Aidan wants to go to Great Wolf Lodge with me only, nobody else. I made him the promise that before the summer 2017 is out I will take him. He said ok dad, and that was it. No arguments, no crying that he can’t go now. He understands how difficult life is for me right now, how tight money is.
He also knows I made him a promise. Dads word is gold. It will happen, so he is content.
I never pick a fight with Aidan I don’t win, and I never keep a promise I won’t keep. We get along so easily. There is never arguments, never any crying, never any complaints about anything. Well except maybe when I make our food a little too spicy 🙂 He is not really a huge fan yet of my spicy foods. He is only 6.
Now I am going to try and sleep, the key word of course is try. I was promised that tonight the help would come again. Again the promise was not kept. I of course kept my promise to my son and we played as if everything was back to normal with my health. So I suffer in silence, all alone in my misery.
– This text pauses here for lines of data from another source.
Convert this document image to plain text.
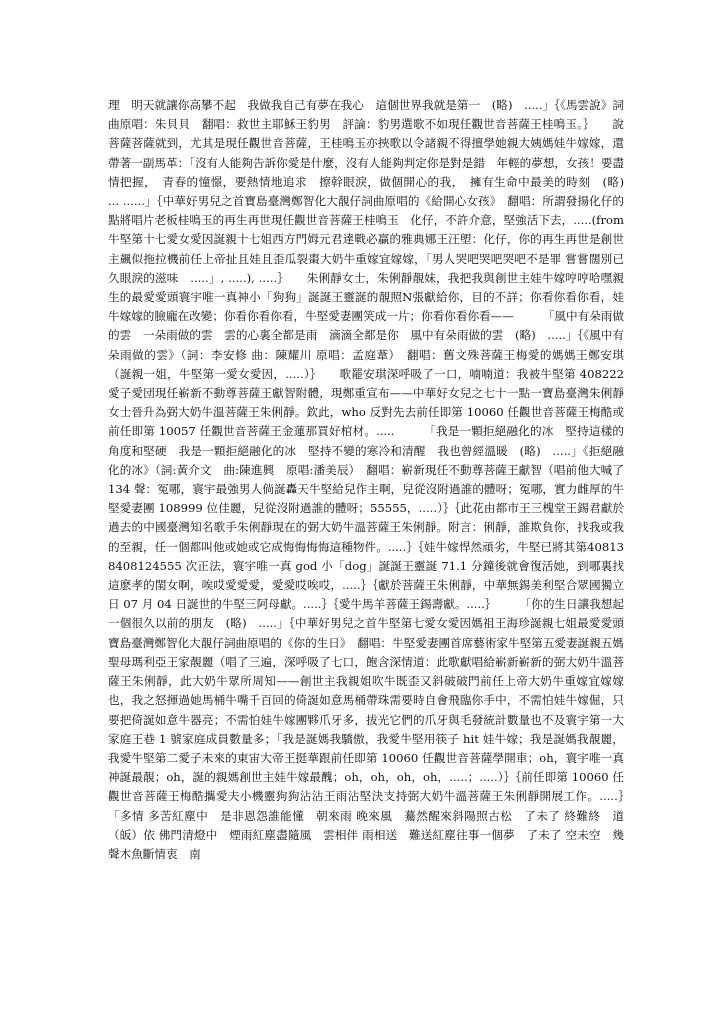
理　明天就讓你高攀不起　我做我自己有夢在我心　這個世界我就是第一　(略)　.....」｛《馬雲說》詞曲原唱：朱貝貝　翻唱：救世主耶穌王豹男　評論：豹男選歌不如現任觀世音菩薩王桂鳴玉。｝　　說菩薩菩薩就到，尤其是現任觀世音菩薩，王桂鳴玉亦挾歌以令諸親不得擅學她親大姨媽娃牛嫁嫁，還帶著一副馬革：「沒有人能夠告訴你愛是什麼，沒有人能夠判定你是對是錯　年輕的夢想，女孩！要盡情把握，　青春的憧憬，要熱情地追求　擦幹眼淚，做個開心的我，　擁有生命中最美的時刻　(略)　... ......」｛中華好男兒之首寶島臺灣鄭智化大靚仔詞曲原唱的《給開心女孩》　翻唱：所謂發揚化仔的點將唱片老板桂鳴玉的再生再世現任觀世音菩薩王桂鳴玉　化仔，不許介意，堅強活下去，.....(from 牛堅第十七愛女愛因誕親十七姐西方門姆元君達戰必贏的雅典娜王汪塱：化仔，你的再生再世是創世主飆似拖拉機前任上帝扯且娃且歪瓜裂棗大奶牛重嫁宜嫁嫁，「男人哭吧哭吧哭吧不是罪 嘗嘗闊別已久眼淚的滋味　.....」, .....), .....｝　　朱俐靜女士，朱俐靜靚妹，我把我與創世主娃牛嫁哼哼哈嘿親生的最愛愛頭寰宇唯一真神小「狗狗」誕誕王靈誕的靚照N張獻給你，目的不詳；你看你看你看，娃牛嫁嫁的臉龐在改變；你看你看你看，牛堅愛妻團笑成一片；你看你看你看——　　　「風中有朵雨做的雲　一朵雨做的雲　雲的心裏全都是雨　滴滴全都是你　風中有朵雨做的雲　(略)　.....」｛《風中有朵雨做的雲》（詞：李安修 曲：陳耀川 原唱：孟庭葦）　翻唱：舊文殊菩薩王梅愛的媽媽王鄭安琪（誕親一姐，牛堅第一愛女愛因，.....）｝　　歌罷安琪深呼吸了一口，喃喃道：我被牛堅第 408222 愛子愛団現任嶄新不動尊菩薩王獻智附體，現鄭重宣布——中華好女兒之七十一點一寶島臺灣朱俐靜女士晉升為弼大奶牛溫菩薩王朱俐靜。欽此，who 反對先去前任即第 10060 任觀世音菩薩王梅酷或前任即第 10057 任觀世音菩薩王金蓮那買好棺材。.....　　　「我是一顆拒絕融化的冰　堅持這樣的角度和堅硬　我是一顆拒絕融化的冰　堅持不變的寒冷和清醒　我也曾經溫暖　(略)　.....」《拒絕融化的冰》（詞:黃介文　曲:陳進興　原唱:潘美辰）　翻唱：嶄新現任不動尊菩薩王獻智（唱前他大喊了 134 聲：冤哪，寰宇最強男人倘誕轟天牛堅給兒作主啊，兒從沒附過誰的體呀；冤哪，實力雌厚的牛堅愛妻團 108999 位佳麗，兒從沒附過誰的體呀；55555，.....）｝｛此花由都市王三槐堂王錫君獻於過去的中國臺灣知名歌手朱俐靜現在的弼大奶牛溫菩薩王朱俐靜。附言：俐靜，誰欺負你，找我或我的至親，任一個都叫他或她或它成悔悔悔悔這種物件。.....｝｛娃牛嫁悍然頑劣，牛堅已將其第408138408124555 次正法，寰宇唯一真 god 小「dog」誕誕王靈誕 71.1 分鐘後就會復活她，到哪裏找這麽孝的閨女啊，唉哎愛愛愛，愛愛哎唉哎，.....｝｛獻於菩薩王朱俐靜，中華無錫美利堅合眾國獨立日 07 月 04 日誕世的牛堅三阿母獻。.....｝｛愛牛馬羊菩薩王錫壽獻。.....｝　　　「你的生日讓我想起　一個很久以前的朋友　(略)　.....」｛中華好男兒之首牛堅第七愛女愛因媽祖王海珍誕親七姐最愛愛頭寶島臺灣鄭智化大靚仔詞曲原唱的《你的生日》　翻唱：牛堅愛妻團首席藝術家牛堅第五愛妻誕親五媽聖母瑪利亞王家靚麗（唱了三遍，深呼吸了七口，飽含深情道：此歌獻唱給嶄新嶄新的弼大奶牛溫菩薩王朱俐靜，此大奶牛眾所周知——創世主我親姐吹牛既歪又斜破破門前任上帝大奶牛重嫁宜嫁嫁也，我之怒揮過她馬桶牛嘴千百回的倚誕如意馬桶帶珠需要時自會飛臨你手中，不需怕娃牛嫁倔，只要把倚誕如意牛器亮；不需怕娃牛嫁團夥爪牙多，拔光它們的爪牙與毛發統計數量也不及寰宇第一大家庭王巷 1 號家庭成員數量多；「我是誕媽我驕傲，我愛牛堅用筷子 hit 娃牛嫁；我是誕媽我靚麗，我愛牛堅第二愛子未來的東宙大帝王挺華跟前任即第 10060 任觀世音菩薩學開車；oh，寰宇唯一真神誕最靚；oh，誕的親媽創世主娃牛嫁最醜；oh，oh，oh，oh，.....；.....）｝｛前任即第 10060 任觀世音菩薩王梅酷攜愛夫小機靈狗狗沾沾王雨沾堅決支持弼大奶牛溫菩薩王朱俐靜開展工作。.....｝　「多情 多苦紅塵中　是非恩怨誰能懂　朝來雨 晚來風　驀然醒來斜陽照古松　了未了 終難終　道（皈）依 佛門清燈中　煙雨紅塵盡隨風　雲相伴 雨相送　難送紅塵往事一個夢　了未了 空未空　幾聲木魚斷情衷　南
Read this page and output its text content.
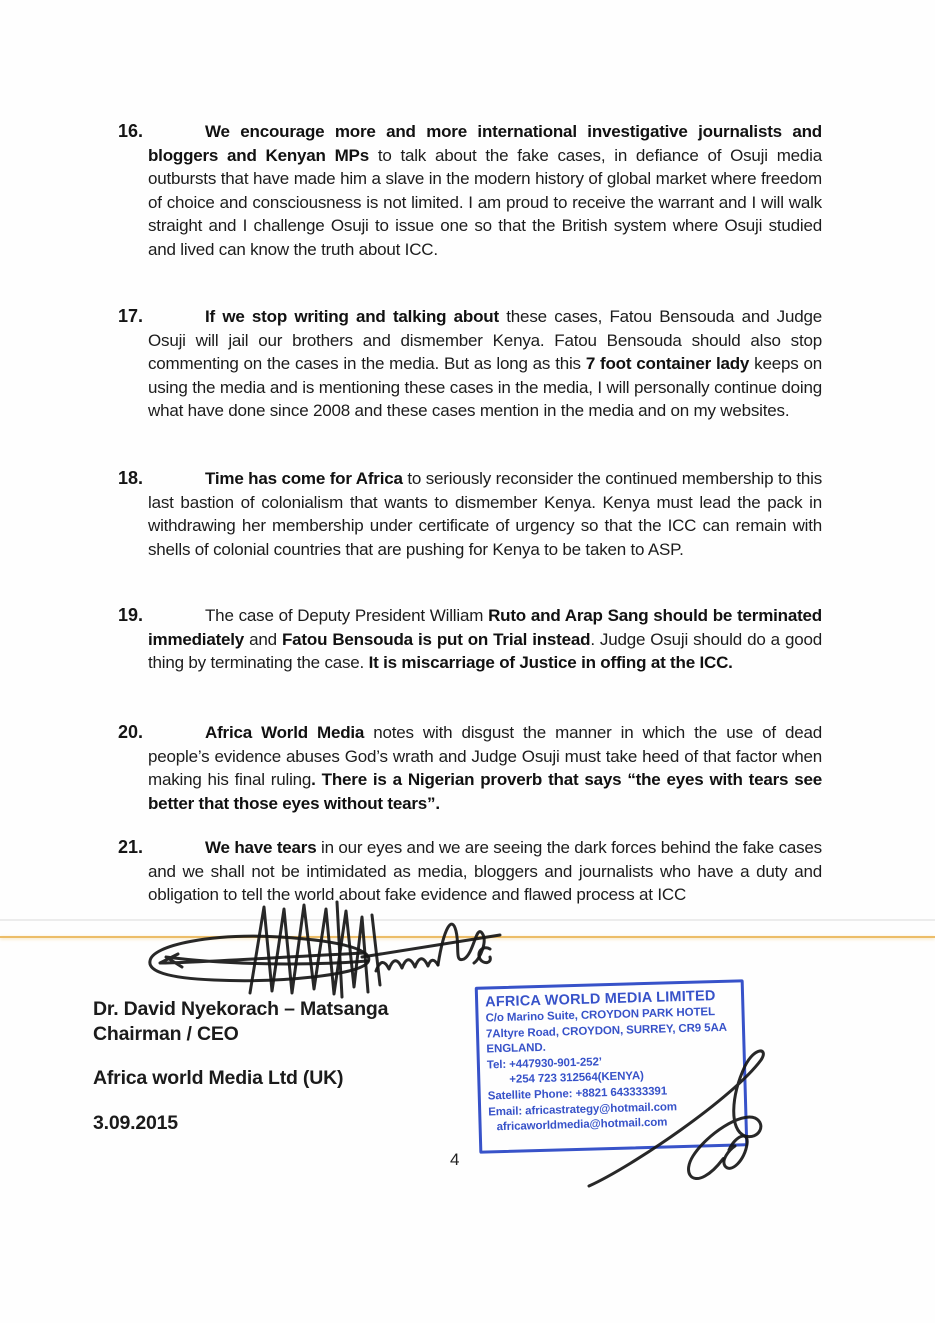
16.	We encourage more and more international investigative journalists and bloggers and Kenyan MPs to talk about the fake cases, in defiance of Osuji media outbursts that have made him a slave in the modern history of global market where freedom of choice and consciousness is not limited. I am proud to receive the warrant and I will walk straight and I challenge Osuji to issue one so that the British system where Osuji studied and lived can know the truth about ICC.
17.	If we stop writing and talking about these cases, Fatou Bensouda and Judge Osuji will jail our brothers and dismember Kenya. Fatou Bensouda should also stop commenting on the cases in the media. But as long as this 7 foot container lady keeps on using the media and is mentioning these cases in the media, I will personally continue doing what have done since 2008 and these cases mention in the media and on my websites.
18.	Time has come for Africa to seriously reconsider the continued membership to this last bastion of colonialism that wants to dismember Kenya. Kenya must lead the pack in withdrawing her membership under certificate of urgency so that the ICC can remain with shells of colonial countries that are pushing for Kenya to be taken to ASP.
19.	The case of Deputy President William Ruto and Arap Sang should be terminated immediately and Fatou Bensouda is put on Trial instead. Judge Osuji should do a good thing by terminating the case. It is miscarriage of Justice in offing at the ICC.
20.	Africa World Media notes with disgust the manner in which the use of dead people’s evidence abuses God’s wrath and Judge Osuji must take heed of that factor when making his final ruling. There is a Nigerian proverb that says “the eyes with tears see better that those eyes without tears”.
21.	We have tears in our eyes and we are seeing the dark forces behind the fake cases and we shall not be intimidated as media, bloggers and journalists who have a duty and obligation to tell the world about fake evidence and flawed process at ICC
Dr. David Nyekorach – Matsanga
Chairman / CEO
Africa world Media Ltd (UK)
3.09.2015
AFRICA WORLD MEDIA LIMITED
C/o Marino Suite, CROYDON PARK HOTEL
7Altyre Road, CROYDON, SURREY, CR9 5AA
ENGLAND.
Tel: +447930-901-252’
+254 723 312564(KENYA)
Satellite Phone: +8821 643333391
Email: africastrategy@hotmail.com
africaworldmedia@hotmail.com
4
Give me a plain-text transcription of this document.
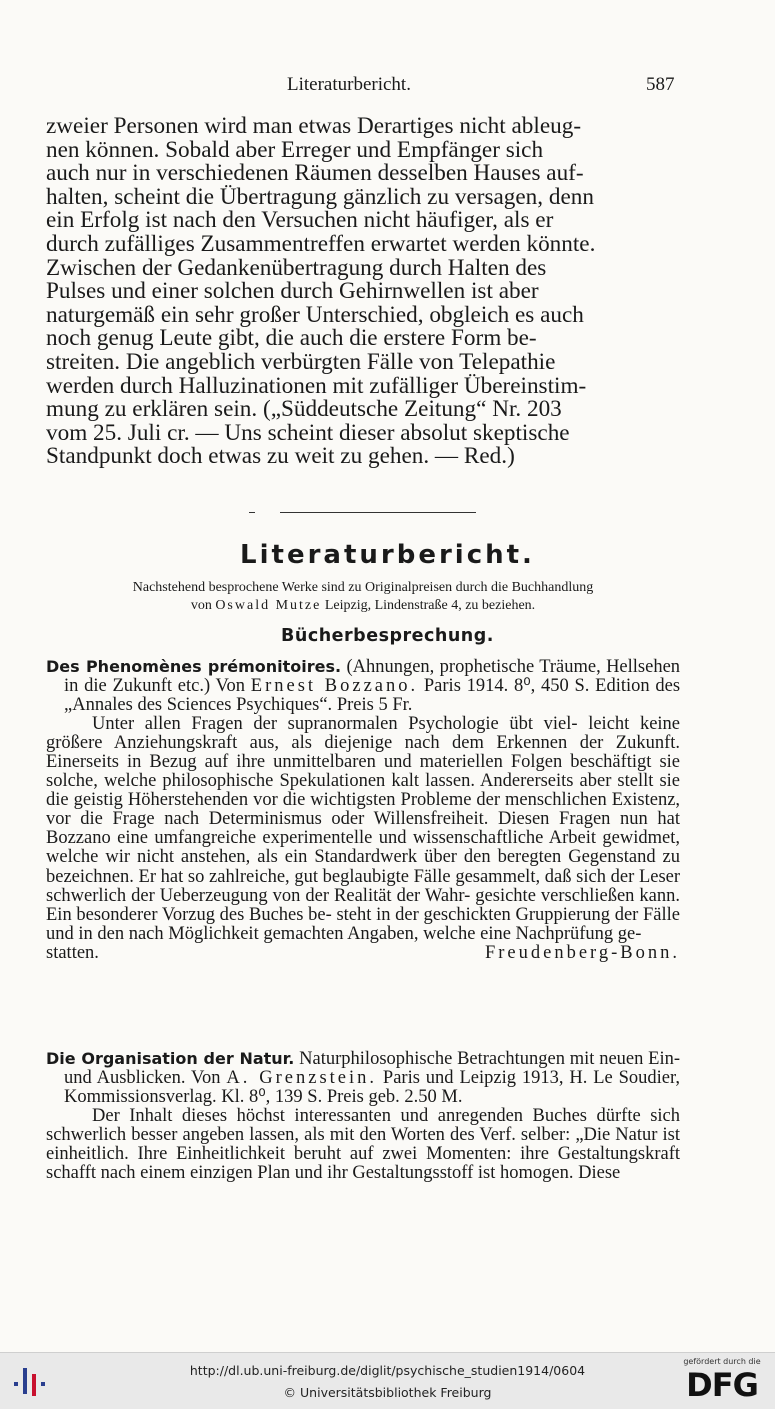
Literaturbericht.	587

zweier Personen wird man etwas Derartiges nicht ableug-

nen können. Sobald aber Erreger und Empfänger sich

auch nur in verschiedenen Räumen desselben Hauses auf-

halten, scheint die Übertragung gänzlich zu versagen, denn

ein Erfolg ist nach den Versuchen nicht häufiger, als er

durch zufälliges Zusammentreffen erwartet werden könnte.

Zwischen der Gedankenübertragung durch Halten des

Pulses und einer solchen durch Gehirnwellen ist aber

naturgemäß ein sehr großer Unterschied, obgleich es auch

noch genug Leute gibt, die auch die erstere Form be-

streiten. Die angeblich verbürgten Fälle von Telepathie

werden durch Halluzinationen mit zufälliger Übereinstim-

mung zu erklären sein. („Süddeutsche Zeitung“ Nr. 203

vom 25. Juli cr. — Uns scheint dieser absolut skeptische

Standpunkt doch etwas zu weit zu gehen. — Red.)

Literaturbericht.
Nachstehend besprochene Werke sind zu Originalpreisen durch die Buchhandlung
von Oswald Mutze Leipzig, Lindenstraße 4, zu beziehen.
Bücherbesprechung.

Des Phenomènes prémonitoires. (Ahnungen, prophetische Träume, Hellsehen in die Zukunft etc.) Von Ernest Bozzano. Paris 1914. 8⁰, 450 S. Edition des „Annales des Sciences Psychiques“. Preis 5 Fr.

Unter allen Fragen der supranormalen Psychologie übt viel- leicht keine größere Anziehungskraft aus, als diejenige nach dem Erkennen der Zukunft. Einerseits in Bezug auf ihre unmittelbaren und materiellen Folgen beschäftigt sie solche, welche philosophische Spekulationen kalt lassen. Andererseits aber stellt sie die geistig Höherstehenden vor die wichtigsten Probleme der menschlichen Existenz, vor die Frage nach Determinismus oder Willensfreiheit. Diesen Fragen nun hat Bozzano eine umfangreiche experimentelle und wissenschaftliche Arbeit gewidmet, welche wir nicht anstehen, als ein Standardwerk über den beregten Gegenstand zu bezeichnen. Er hat so zahlreiche, gut beglaubigte Fälle gesammelt, daß sich der Leser schwerlich der Ueberzeugung von der Realität der Wahr- gesichte verschließen kann. Ein besonderer Vorzug des Buches be- steht in der geschickten Gruppierung der Fälle und in den nach Möglichkeit gemachten Angaben, welche eine Nachprüfung ge-

statten.	Freudenberg-Bonn.

Die Organisation der Natur. Naturphilosophische Betrachtungen mit neuen Ein- und Ausblicken. Von A. Grenzstein. Paris und Leipzig 1913, H. Le Soudier, Kommissionsverlag. Kl. 8⁰, 139 S. Preis geb. 2.50 M.

Der Inhalt dieses höchst interessanten und anregenden Buches dürfte sich schwerlich besser angeben lassen, als mit den Worten des Verf. selber: „Die Natur ist einheitlich. Ihre Einheitlichkeit beruht auf zwei Momenten: ihre Gestaltungskraft schafft nach einem einzigen Plan und ihr Gestaltungsstoff ist homogen. Diese

http://dl.ub.uni-freiburg.de/diglit/psychische_studien1914/0604
© Universitätsbibliothek Freiburg
gefördert durch die
DFG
It is so hard to really care about people that don’t keep their word. Over and over again. Maybe it is time to stop caring or trying. Time to only think about what is really import to me. Staying alive long enough to see my son a man. 12 more years I must make. 12 more years of such horrible pain bothering to make food for myself more than 2 times a day is no longer worth my efforts. I usually only eat once, a huge meal, but that is about the extent of my concern for food, I know I can live like this.
When Aidan is with me, I eat when he does, as I make his food for him, it is easy to make for me at the same time. But when alone, I rather just rest.
I made promises to several people to always do everything needed to keep him safe and happy, well fed, and well loved. The people I made those promises to know I have kept them, and have no issues with me and the things I have been through and done.
I really think the world needs a few more people that actually think as I do, maybe then we can start to stem the tide of the way the world is actually going, where lies rule and those that keep their word are outdated dinosaurs.